Extremists on campuses

Published September 5, 2017

A shocking attack that missed its target but claimed the lives of at least two others on Eid day in Karachi has revealed a dangerous and apparently growing dimension of militancy in the country.

Sindh MPA Khawaja Izharul Hassan, a senior leader of a faction of the MQM, survived the audacious attempt on his life on Saturday, but the alleged mastermind escaped the scene of the attack.

Believed to have been injured in the attack, the militant belonging to a new outfit, Ansarul Sharia Pakistan, was quickly identified by the Sindh police: Abdul Karim Sarosh Siddiqui, a former student of the University of Karachi.

The involvement in militancy of young individuals from the mainstream-education system is not a new phenomenon. Saad Aziz of the Safoora Goth carnage was a student of the Institute of Business Administration, Karachi, while Noreen Leghari, an MBBS student of Liaquat University of Medical and Health Sciences, Hyderabad, has been implicated in ties with the militant Islamic State group.

What is clear is that the higher education system in the country remains thoroughly ill equipped to either curb extremism among students or identify individuals before they are able to go on to commit violent crimes. In the wake of the latest Karachi attack, Sindh Chief Minister Murad Shah has claimed that a security audit and verification system will be introduced in the province to try and identify students with militant and terrorist leanings. That may be a welcome move, but it will need to be carefully implemented.

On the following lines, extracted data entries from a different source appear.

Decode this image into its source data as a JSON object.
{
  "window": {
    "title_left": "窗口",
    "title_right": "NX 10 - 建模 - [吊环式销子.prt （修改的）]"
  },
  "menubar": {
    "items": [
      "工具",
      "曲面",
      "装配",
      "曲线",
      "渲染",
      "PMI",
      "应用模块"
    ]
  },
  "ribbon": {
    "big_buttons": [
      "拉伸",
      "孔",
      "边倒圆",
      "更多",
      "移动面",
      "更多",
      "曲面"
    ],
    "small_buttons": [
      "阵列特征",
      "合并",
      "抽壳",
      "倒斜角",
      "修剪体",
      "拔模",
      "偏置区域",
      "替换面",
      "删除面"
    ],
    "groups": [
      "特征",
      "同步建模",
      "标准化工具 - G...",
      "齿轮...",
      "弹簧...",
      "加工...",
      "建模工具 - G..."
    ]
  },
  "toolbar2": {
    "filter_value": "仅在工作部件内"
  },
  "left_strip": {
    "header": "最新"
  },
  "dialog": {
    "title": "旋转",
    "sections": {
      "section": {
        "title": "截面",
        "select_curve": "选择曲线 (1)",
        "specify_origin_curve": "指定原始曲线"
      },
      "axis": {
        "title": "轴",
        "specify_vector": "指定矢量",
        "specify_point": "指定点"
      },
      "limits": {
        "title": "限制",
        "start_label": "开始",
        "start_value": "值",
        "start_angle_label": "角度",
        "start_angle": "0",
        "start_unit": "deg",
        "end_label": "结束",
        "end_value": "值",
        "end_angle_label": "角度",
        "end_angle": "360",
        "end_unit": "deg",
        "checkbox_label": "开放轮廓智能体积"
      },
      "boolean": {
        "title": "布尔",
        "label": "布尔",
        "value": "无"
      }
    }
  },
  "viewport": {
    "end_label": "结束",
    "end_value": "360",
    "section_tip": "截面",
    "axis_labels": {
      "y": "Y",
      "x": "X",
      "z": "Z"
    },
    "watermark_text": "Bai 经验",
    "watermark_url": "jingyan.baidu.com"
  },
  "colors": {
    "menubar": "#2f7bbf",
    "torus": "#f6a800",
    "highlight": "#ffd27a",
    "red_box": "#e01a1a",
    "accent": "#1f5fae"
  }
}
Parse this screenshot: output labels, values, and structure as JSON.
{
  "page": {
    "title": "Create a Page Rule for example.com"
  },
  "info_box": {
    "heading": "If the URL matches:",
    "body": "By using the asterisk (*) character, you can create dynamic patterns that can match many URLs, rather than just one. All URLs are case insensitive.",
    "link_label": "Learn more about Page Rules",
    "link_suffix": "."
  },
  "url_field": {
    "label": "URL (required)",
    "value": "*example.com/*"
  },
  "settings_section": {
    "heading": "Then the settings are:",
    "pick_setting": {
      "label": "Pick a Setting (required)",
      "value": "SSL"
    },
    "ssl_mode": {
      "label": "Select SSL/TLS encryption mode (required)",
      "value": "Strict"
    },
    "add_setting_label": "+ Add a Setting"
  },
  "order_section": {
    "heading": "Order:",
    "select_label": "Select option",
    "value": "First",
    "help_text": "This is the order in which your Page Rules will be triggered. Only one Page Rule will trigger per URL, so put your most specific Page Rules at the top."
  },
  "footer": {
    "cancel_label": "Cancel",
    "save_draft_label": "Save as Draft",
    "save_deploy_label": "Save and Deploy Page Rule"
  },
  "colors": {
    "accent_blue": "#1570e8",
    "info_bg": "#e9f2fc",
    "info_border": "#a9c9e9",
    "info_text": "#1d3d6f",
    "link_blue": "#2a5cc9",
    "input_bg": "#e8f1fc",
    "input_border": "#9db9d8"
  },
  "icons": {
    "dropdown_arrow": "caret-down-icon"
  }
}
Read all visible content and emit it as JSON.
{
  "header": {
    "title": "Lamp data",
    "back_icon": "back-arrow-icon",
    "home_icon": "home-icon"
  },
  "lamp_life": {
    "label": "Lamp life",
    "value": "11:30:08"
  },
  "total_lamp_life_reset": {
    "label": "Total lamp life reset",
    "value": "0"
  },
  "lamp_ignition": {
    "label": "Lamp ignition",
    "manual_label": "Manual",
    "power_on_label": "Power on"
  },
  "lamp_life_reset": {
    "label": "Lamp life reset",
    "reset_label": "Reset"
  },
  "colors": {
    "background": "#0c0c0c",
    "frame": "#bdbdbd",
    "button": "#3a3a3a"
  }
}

The blunt instrument of the state should not be used against young people who may simply have an educational interest in different ideologies or want to practise a different kind of politics to what the state condones. The focus must be narrow and precise: religiously inspired militants who are on the path of violence against state and society, be they so-called lone wolves or part of an established network of militancy.

The measures that need to be taken cannot be limited to the campus either. The physical and online networks of jihad must be monitored more closely. After more than a decade of fighting militancy, why is it still relatively easy for individuals seeking to join militant groups to do so?

Surely, as the militancy evolves, the state’s response in fighting it must evolve too. Finally, there is the original reality ie madressah networks through which a great deal of recruitment and facilitation of militancy occurs. The emergence of a new challenge does not mean long-standing threats can be ignored. More effort is needed on all fronts.